Anzi ricorda la Cassazione, il compito di dissuadere l'assistito dal cominciare le c.d. cause perse rientra tra i doveri del difensore

di Lucia Izzo - Nessuna responsabilità per l'avvocato che ha dissuaso il cliente dall'intraprendere una causa persa: laddove manchi la procura alle liti va esclusa la sussistenza della colpa professionale in capo al legale.

Lo ha chiarito la Corte di Cassazione, sez. III Civile, nella sentenza n. 13008/2016 (qui sotto allegata) su ricorso presentato dagli eredi di un uomo deceduto a seguito di un sinistro stradale.


Innanzi al Tribunale, i ricorrenti avevano convenuto in giudizio un avvocato, chiedendo che fosse condannato al risarcimento dei danni nei loro confronti a titolo di responsabilità professionale, poichè aveva omesso di promuovere il giudizio risarcitorio nei confronti dell'ANAS a seguito della morte del proprio familiare, lasciando colpevolmente che il diritto al risarcimento cadesse in prescrizione.

Nonostante l'avvocato rilevasse di non aver mai ricevuto dagli attori alcun incarico professionale, la domanda veniva accolta.


Ad esito diverso perveniva la Corte d'Appello che rigettava la domanda di risarcimento dei danni, evidenziando che l'avvocato era stato sottoposto a processo penale per il reato di truffa contrattuale in relazione ai medesimi fatti oggetto del presente giudizio ed era stato assolto con la formula piena (perché il fatto non sussiste).

Pur non avendo la sentenza penale efficacia vincolante in sede civile, per la Corte territoriale, tuttavia il riesame del materiale probatorio raccolto, sia in sede penale che civile, non poteva che condurre alla medesima decisione. 


Dagli atti era emerso che l'avvocato aveva sconsigliato ai familiari del defunto di intraprendere un'azione giudiziaria nei confronti dell'ANAS, in quanto dal rapporto della Polizia stradale era emerso che il sinistro era da ascrivere a colpa del defunto medesimo.

La sentenza in esame ha poi aggiunto che il contratto di patrocinio non è soggetto a vincoli di forma, perché solo il conferimento di una procura alle liti conferisce al difensore lo ius postulandi. 

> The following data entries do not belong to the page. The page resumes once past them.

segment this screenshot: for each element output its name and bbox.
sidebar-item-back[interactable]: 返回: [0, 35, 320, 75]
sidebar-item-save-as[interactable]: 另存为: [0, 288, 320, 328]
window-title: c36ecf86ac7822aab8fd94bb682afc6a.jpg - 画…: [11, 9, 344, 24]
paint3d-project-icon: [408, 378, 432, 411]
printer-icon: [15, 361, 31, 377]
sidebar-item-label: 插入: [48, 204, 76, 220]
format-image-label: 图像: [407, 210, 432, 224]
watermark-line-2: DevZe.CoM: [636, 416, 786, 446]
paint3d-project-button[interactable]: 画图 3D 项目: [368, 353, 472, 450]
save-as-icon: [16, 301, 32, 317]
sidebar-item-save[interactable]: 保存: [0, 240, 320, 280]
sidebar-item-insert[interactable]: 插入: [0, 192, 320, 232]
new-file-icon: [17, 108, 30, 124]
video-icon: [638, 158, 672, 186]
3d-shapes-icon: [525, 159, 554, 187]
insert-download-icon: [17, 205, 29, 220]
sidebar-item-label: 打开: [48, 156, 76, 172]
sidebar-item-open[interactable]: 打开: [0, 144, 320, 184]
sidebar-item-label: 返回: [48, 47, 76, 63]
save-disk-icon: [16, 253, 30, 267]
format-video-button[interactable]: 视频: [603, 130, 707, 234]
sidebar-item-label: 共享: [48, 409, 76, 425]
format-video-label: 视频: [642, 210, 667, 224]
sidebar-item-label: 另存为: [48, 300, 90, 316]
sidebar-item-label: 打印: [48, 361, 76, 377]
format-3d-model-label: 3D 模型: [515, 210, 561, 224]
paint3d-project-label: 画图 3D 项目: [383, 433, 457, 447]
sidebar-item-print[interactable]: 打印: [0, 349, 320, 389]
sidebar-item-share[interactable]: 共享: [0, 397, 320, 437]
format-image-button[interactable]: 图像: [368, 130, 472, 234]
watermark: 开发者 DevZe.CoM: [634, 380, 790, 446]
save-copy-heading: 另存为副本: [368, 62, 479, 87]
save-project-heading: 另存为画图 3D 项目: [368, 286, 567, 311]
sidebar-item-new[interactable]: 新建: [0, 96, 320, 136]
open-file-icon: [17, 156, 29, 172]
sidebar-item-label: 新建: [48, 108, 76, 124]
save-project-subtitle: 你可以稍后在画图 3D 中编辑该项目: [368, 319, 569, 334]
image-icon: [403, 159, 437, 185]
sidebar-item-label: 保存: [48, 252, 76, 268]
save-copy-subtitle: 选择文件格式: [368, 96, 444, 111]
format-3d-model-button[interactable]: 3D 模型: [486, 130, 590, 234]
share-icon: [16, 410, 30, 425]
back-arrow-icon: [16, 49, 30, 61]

Ciò significa che l'avvocato sarebbe incorso in responsabilità professionale se avesse proposto l'azione nei confronti dell'ANAS senza prospettare ai clienti le questioni di fatto e di diritto che si palesavano ostative ad un possibile accoglimento della domanda. 


D'altra parte, concludono i giudici d'appello, una volta dimostrato che il professionista aveva sconsigliato agli eredi  di promuovere il giudizio, era evidente che costoro avrebbero potuto comunque insistere per conferirgli ugualmente il mandato, cosa che non era avvenuta.

In Cassazione, i ricorrenti richiamano la  giurisprudenza di legittimità secondo cui la procura alle liti deve essere distinta dal mandato e reputano pacifico che il mandato fu conferito al legale come risulterebbe dalle prove in atti; in aggiunta, gli eredi ricordano che la prestazione professionale di un avvocato costituisce obbligazione di mezzi e non di risultato.


Per gli Ermellini, invece, la Corte d'appello, con un accertamento in fatto non sindacabile è pervenuta ad una soluzione corretta.

La decisione circa l'opportunità o meno di promuovere una causa, evidenzia il collegio, è una tipica attribuzione tecnica del difensore, il quale ha anzi il dovere di farlo, dissuadendo i clienti dal cominciare le c.d. cause perse. Ne consegue che, una volta affermato che il legale aveva sconsigliato di intraprendere il giudizio risarcitorio, tutte le rimanenti affermazioni diventano irrilevanti, perché non poteva pretendersi da lui che si attivasse per la promozione del giudizio stesso. 


I familiari, da parte loro, ben avrebbero potuto intraprendere anche rivolgendosi, se del caso, ad un altro difensore.

Ciò comporta che la distinzione tra procura alle liti e mandato professionale, sulla quale i ricorrenti insistono richiamando correttamente la giurisprudenza di questa Corte in materia, non può rivestire alcun interesse ai fini dell'accoglimento del ricorso, posto che non vi fu alcun conferimento di incarico professionale. Rimane di conseguenza escluso ogni possibile profilo di colpa professionale del difensore.